Although I'm certain I have found many other commercials more viscerally irritating, I cannot recall a series of ads so obnoxious and insulting to the conscience as Burger King's recent "Whopper Virgins" ad campaign. These commercials are faux documentaries depicting villagers from isolated hamlets in places like rural Thailand and Romania. They are invited to chow down on Whoppers and Big Macs (neither of which they have ever tasted) and judge which one is best. Since this is a Burger King commercial, the vast majority of participants choose Whoppers (actually a less healthy selection than the Big Mac: with cheese, the Whopper has 770 calories, while the Big Mac has 560.)
In this self-proclaimed "pure" taste test, the "Whopper Virgins have spoken." (Or so reads the goofy tag line). Not only is this disgustingly condescending towards the Hmong, Romanians and Greenland Inuit (the three principal "Whopper Virgin" sample groups), it also sends precisely the wrong message at precisely the wrong time; if there is one thing the world needs now, it is for people to consume less fast food and unsustainably produced meat.
In "Whopper Virgins" (watch the extended ad at whoppervirgins.com), after the taste test results are in, the Burger King people (looking suspiciously like the people who conducted the non-biased taste test) fly into the communities on a helicopter -- with a genuine Burger King broiler in tow -- and begin to hand out burgers like mad. The Burger King people pretend they're totally going to help everyone with these cheap and efficient burgers, and they garnish their message of cultural cooperation by tasting some of the local food, which they deem to be just fine. The whole ad carries a phony subtext about how native cultures can coexist in the midst of mass-production and consumerism.
At the end of one such commercial, someone asks one of the Greenland Inuit men if he likes Whoppers or seal meat better. The line is said in this smug way, with a connotation that seems to whisper, "Would you rather eat gray, slippery meat with your fingers or this hearty American virtue food instead?" Although he answers "seal meat," contradicting Burger King's all-but-stated designs for global control, I suspect the ad director kept that segment in the video to let the educated viewer know that Burger King isn't there to destroy Inuit culture, just to test it for weaknesses.

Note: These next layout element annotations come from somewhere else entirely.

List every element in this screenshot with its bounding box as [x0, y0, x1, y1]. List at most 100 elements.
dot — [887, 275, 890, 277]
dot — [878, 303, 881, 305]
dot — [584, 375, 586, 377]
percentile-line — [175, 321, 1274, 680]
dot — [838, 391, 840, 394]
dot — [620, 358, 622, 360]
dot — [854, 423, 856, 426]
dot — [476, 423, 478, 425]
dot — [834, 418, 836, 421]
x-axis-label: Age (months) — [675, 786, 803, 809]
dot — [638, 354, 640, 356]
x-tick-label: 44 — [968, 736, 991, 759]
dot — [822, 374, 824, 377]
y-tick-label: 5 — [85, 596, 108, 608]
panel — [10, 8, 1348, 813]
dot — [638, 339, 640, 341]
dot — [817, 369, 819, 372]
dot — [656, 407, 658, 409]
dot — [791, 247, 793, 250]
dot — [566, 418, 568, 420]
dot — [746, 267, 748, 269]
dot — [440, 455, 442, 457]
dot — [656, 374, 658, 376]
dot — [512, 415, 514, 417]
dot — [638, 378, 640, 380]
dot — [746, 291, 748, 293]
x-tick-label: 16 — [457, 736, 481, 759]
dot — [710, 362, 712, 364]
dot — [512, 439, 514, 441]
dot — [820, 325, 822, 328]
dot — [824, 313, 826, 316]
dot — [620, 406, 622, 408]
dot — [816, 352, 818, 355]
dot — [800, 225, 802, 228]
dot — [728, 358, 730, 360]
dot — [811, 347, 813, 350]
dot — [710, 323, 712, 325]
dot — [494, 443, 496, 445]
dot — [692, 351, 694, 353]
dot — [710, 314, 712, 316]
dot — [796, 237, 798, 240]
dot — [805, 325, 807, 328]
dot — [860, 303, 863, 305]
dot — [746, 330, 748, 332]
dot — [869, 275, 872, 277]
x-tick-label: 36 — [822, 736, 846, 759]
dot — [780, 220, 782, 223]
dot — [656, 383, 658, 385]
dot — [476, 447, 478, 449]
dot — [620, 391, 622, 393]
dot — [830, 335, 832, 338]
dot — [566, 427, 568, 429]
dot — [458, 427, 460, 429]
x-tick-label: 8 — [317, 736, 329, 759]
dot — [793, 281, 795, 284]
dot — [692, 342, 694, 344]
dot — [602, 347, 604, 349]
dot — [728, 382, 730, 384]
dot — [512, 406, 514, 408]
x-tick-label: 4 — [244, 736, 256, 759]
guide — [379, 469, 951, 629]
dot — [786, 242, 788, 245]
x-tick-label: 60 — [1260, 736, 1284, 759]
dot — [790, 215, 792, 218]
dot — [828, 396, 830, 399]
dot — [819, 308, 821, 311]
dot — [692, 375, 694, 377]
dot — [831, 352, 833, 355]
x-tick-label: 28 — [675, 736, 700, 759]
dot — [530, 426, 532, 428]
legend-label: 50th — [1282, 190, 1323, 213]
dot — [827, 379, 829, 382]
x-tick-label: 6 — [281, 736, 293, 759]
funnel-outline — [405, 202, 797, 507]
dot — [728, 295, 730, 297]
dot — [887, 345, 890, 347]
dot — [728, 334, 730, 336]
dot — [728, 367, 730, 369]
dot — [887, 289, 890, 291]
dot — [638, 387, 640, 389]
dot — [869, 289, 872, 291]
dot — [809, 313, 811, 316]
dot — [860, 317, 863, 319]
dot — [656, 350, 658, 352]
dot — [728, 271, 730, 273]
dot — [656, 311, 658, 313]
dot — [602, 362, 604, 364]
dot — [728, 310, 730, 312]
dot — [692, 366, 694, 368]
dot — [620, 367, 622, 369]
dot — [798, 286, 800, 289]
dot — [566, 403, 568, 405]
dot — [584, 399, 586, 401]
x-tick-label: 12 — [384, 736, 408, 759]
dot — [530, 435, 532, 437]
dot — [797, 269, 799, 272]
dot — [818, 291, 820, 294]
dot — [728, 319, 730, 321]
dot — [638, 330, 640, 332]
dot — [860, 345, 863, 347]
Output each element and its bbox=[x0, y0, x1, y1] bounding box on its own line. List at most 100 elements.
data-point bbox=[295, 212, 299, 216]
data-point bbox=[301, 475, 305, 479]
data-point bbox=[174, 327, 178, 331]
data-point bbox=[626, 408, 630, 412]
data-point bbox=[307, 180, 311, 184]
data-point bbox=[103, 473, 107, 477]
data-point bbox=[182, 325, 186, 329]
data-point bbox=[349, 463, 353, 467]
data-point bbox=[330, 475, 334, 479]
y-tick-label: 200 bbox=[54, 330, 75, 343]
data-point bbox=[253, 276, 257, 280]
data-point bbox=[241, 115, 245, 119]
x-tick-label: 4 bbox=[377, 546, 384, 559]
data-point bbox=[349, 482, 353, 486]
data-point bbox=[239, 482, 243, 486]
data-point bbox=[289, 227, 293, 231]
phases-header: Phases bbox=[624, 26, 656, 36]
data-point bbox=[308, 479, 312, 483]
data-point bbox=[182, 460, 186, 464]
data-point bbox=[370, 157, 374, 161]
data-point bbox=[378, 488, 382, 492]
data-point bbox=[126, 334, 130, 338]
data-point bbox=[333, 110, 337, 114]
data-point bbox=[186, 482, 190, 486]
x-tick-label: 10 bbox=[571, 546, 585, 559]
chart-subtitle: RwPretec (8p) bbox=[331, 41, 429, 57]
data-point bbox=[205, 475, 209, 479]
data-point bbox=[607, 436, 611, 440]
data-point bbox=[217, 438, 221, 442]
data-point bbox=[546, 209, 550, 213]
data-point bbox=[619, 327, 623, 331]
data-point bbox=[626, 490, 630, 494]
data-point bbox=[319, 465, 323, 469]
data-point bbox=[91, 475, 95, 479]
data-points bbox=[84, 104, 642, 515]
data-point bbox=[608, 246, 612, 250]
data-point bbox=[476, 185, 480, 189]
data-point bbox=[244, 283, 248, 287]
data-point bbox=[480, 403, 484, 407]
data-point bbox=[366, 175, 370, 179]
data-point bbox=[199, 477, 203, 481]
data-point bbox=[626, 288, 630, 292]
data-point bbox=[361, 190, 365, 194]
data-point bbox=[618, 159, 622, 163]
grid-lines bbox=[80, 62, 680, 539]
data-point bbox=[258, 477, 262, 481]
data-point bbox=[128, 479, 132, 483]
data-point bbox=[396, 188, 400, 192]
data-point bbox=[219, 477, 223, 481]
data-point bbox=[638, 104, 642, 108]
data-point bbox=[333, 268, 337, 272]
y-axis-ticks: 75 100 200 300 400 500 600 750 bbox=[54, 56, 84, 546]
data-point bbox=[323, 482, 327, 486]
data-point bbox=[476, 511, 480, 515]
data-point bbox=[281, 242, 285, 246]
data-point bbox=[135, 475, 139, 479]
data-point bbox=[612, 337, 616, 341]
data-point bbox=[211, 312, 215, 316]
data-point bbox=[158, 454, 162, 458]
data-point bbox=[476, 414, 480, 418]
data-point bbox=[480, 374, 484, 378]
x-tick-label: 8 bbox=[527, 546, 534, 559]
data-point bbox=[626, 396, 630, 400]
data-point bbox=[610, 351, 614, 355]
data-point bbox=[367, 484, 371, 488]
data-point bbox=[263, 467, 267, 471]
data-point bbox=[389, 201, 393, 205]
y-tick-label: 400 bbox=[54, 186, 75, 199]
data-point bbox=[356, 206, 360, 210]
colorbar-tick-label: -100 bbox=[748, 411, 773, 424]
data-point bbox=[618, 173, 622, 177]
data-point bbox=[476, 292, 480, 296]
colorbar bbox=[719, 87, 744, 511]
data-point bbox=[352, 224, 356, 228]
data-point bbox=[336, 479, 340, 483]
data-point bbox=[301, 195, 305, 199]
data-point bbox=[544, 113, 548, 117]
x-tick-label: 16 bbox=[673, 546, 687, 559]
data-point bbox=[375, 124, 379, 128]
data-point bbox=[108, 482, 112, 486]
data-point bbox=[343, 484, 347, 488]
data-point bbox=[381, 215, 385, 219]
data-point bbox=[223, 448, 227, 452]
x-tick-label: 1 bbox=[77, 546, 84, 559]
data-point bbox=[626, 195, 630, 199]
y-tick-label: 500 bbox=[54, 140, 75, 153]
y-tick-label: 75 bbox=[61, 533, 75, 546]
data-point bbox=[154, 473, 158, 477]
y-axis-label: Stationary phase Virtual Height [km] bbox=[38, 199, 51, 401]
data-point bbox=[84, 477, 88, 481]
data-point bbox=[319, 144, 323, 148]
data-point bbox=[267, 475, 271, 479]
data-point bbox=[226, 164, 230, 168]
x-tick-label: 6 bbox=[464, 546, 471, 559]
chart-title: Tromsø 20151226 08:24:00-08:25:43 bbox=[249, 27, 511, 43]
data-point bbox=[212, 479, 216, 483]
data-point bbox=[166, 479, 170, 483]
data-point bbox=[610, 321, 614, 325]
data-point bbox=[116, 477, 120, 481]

It takes roughly 13 calories worth of plant food to produce one calorie of beef for consumption -- a ridiculously inefficient ratio. Yet every day, great tracts of rainforest are plowed to allow for the planting of cattle feed. While these grains could be used to feed the world's hungry, they are used instead to fatten cows. And this is just one way in which fast food destroys the ecosystem and keeps important nourishment from the impoverished.
As meat consumption around the world rises, we all must make an individual effort to cut down on our own intake of meat produced in factory farms. Even though I am a vegetarian, I would honestly rather see people hunt for their meat than buy a single Whopper or Big Mac. It is more humane to kill animals personally in their natural habitats, than to hypocritically allow them to be tortured in slaughterhouses while cowering at the act of bloodshed itself. Cows are castrated without anesthetic, pigs are loaded-up on massive levels of growth hormone until they are immobile and the nerve-filled beaks of chickens are clipped off. The whole process culminates with a slit throat or a bolt-gun to the temple.
The factory farming industry is also harming the climate. As a whole, the industry generates 40 percent more greenhouse gases than transportation, according to a recent United Nations report on climate change. That is roughly one-fifth of all greenhouse gases emitted annually. The industry pollutes our water sources with excess nitrogen from synthetic fertilizers and pesticides, and tons of fossil fuels are burned to make these fertilizers and pesticides in the process. It is detrimental to every aspect of human, animal and environmental existence.
Burger King cannot be expected to think ethically about these issues. "Have it your way?" It is their way all the way.
None of these outrages can occur except for the consent of the public. The least that any of us can do to protect ourselves, our environment and other species from the deleterious effects of fast food is to simply refuse to buy anything from these goons.